Well, there’s a lot of myth and mis-information here. The only difference between a cut core and an EI core using the same material is weight. This weight savings is due simply to the corners being rounded off where an EI core is rectanglar overall, that’s it, nothing more. The weight savings you’ll get is from 15% to 20% just because the corners are rounded off. No matter what, each type core has to have the same core area (A) in each type.
A cores power handling ability (in watts or volt amperes) comes from its ability to cram all the magnetic lines of force (flux) into a small core area (flux density). Every core has a maximum flux density (Bmax) which is determined by the cross sectional area of the core (A) and the material the core is made from, nothing more. If this limit is exceeded, the core goes into saturation. This means that any more increase in current does not cause any more flux in the core. It also means that the cores permeability drops off sharply at this point. The waveform becomes distorted at the point of saturation and beyond too. A core is designed to not saturate when maximum power is drawn from the transformer (this is not the case in an inverter). Generally, a flux density is selected which is just below Bmax at design time. Lets say the material gives a Bmax of 14,500 gauss. A working flux density of maybe 14,000, or 13,500 might be used. However, this increases the weight of the core because more iron has to be added to it to keep the flux density down. This is why when selecting a transformer, you should figure the maximum current in amperes to be drawn for each winding including losses. Losses in most filtered power supplies run around 5% or so. The reason for this is the designer trys to make the transformer as light as possible and this in turn means they design the transformer to run as close to saturation as possible without going over. On designing power chokes, the DC portion has to be considered along with the AC to keep away from saturation. The core can be gapped to correct some of this, but that is more than what can be covered here at this time.

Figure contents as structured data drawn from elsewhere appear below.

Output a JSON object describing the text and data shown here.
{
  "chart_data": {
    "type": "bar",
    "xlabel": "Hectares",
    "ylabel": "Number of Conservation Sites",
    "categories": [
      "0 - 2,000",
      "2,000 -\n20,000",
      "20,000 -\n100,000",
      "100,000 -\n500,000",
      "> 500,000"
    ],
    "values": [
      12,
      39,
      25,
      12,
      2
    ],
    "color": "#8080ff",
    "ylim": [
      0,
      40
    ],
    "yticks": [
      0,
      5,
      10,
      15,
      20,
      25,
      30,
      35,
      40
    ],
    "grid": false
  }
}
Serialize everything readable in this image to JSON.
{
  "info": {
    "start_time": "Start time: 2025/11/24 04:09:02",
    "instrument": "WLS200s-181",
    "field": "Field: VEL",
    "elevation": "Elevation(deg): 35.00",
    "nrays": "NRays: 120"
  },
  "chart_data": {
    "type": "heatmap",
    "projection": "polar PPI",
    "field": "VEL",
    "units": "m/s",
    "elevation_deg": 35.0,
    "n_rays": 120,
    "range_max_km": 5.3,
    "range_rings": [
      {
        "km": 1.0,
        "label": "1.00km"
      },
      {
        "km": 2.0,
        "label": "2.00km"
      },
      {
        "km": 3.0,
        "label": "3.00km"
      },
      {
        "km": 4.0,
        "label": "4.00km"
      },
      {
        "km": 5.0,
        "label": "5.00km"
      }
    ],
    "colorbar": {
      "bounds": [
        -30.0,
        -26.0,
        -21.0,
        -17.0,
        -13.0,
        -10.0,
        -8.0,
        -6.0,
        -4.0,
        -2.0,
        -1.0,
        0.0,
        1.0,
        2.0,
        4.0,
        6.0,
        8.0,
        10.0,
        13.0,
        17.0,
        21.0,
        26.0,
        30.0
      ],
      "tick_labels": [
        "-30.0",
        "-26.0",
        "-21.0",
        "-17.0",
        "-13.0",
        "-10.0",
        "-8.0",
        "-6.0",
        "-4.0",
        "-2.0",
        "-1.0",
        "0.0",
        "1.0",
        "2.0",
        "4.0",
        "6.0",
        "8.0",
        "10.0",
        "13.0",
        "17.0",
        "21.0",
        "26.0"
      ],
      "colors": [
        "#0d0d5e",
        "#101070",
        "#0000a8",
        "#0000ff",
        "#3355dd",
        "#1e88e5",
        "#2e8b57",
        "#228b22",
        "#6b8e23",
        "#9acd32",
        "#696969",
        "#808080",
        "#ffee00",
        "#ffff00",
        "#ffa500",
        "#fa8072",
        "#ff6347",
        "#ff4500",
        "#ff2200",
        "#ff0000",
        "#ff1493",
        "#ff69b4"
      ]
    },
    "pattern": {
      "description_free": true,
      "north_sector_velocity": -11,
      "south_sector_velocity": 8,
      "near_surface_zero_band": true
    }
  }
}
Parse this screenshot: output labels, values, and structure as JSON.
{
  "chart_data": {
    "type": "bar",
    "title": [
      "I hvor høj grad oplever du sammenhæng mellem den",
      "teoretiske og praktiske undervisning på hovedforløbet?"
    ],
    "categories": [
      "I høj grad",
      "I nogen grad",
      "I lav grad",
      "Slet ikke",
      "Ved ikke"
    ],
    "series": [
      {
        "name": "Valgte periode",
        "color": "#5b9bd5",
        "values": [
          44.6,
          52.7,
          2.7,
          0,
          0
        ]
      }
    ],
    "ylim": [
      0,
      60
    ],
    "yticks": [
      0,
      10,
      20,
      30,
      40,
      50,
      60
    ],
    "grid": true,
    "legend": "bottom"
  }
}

What are the disadvantages to a C-Core?
First and foremost is cost. The cost of pre-made cores is expensive unless buying a large quantuty of each size. The mounting hardware costs more than does on an EI core of the same size. The last, and an important one is that a C-core runs hotter than an EI core of the same size. This is due to the mass of iron being smaller than on an EI core, plus the fit of the bobbin to the core. The only plus to a C-core is labor savings, and a minor weight savings. It doesn’t take as long to put together a C-core as it does to stack an EI core. However, an experienced builder can go pretty darn fast stacking the lams of an EI core, even being interleaved. Actually, a tigther fit can be achieved of the coil to the core on an EI core than a C-core, because of adding the lams, one at a time to the exact thickness needed. With a C-core, you get the one thickness, that’s it. To make it fit, extra paper or wedges is used a lot. This also makes one heat up more if the bobbin doesn’t have a ti ght fit to the core. This raises the cost of the mandrel used to wind the coil as it’s tolerances are tighter.
Is an EI core better than a C-core?
In my opinion, Yes! The reason being is the heat. Heat is the killer of all electrical and electronic components. I wouldn’t care if the core weighed 20% more as long as it lasted longer.
The above is just my opinion on the subject, and hope more have been brought into the light on the differences between these two types of transformers.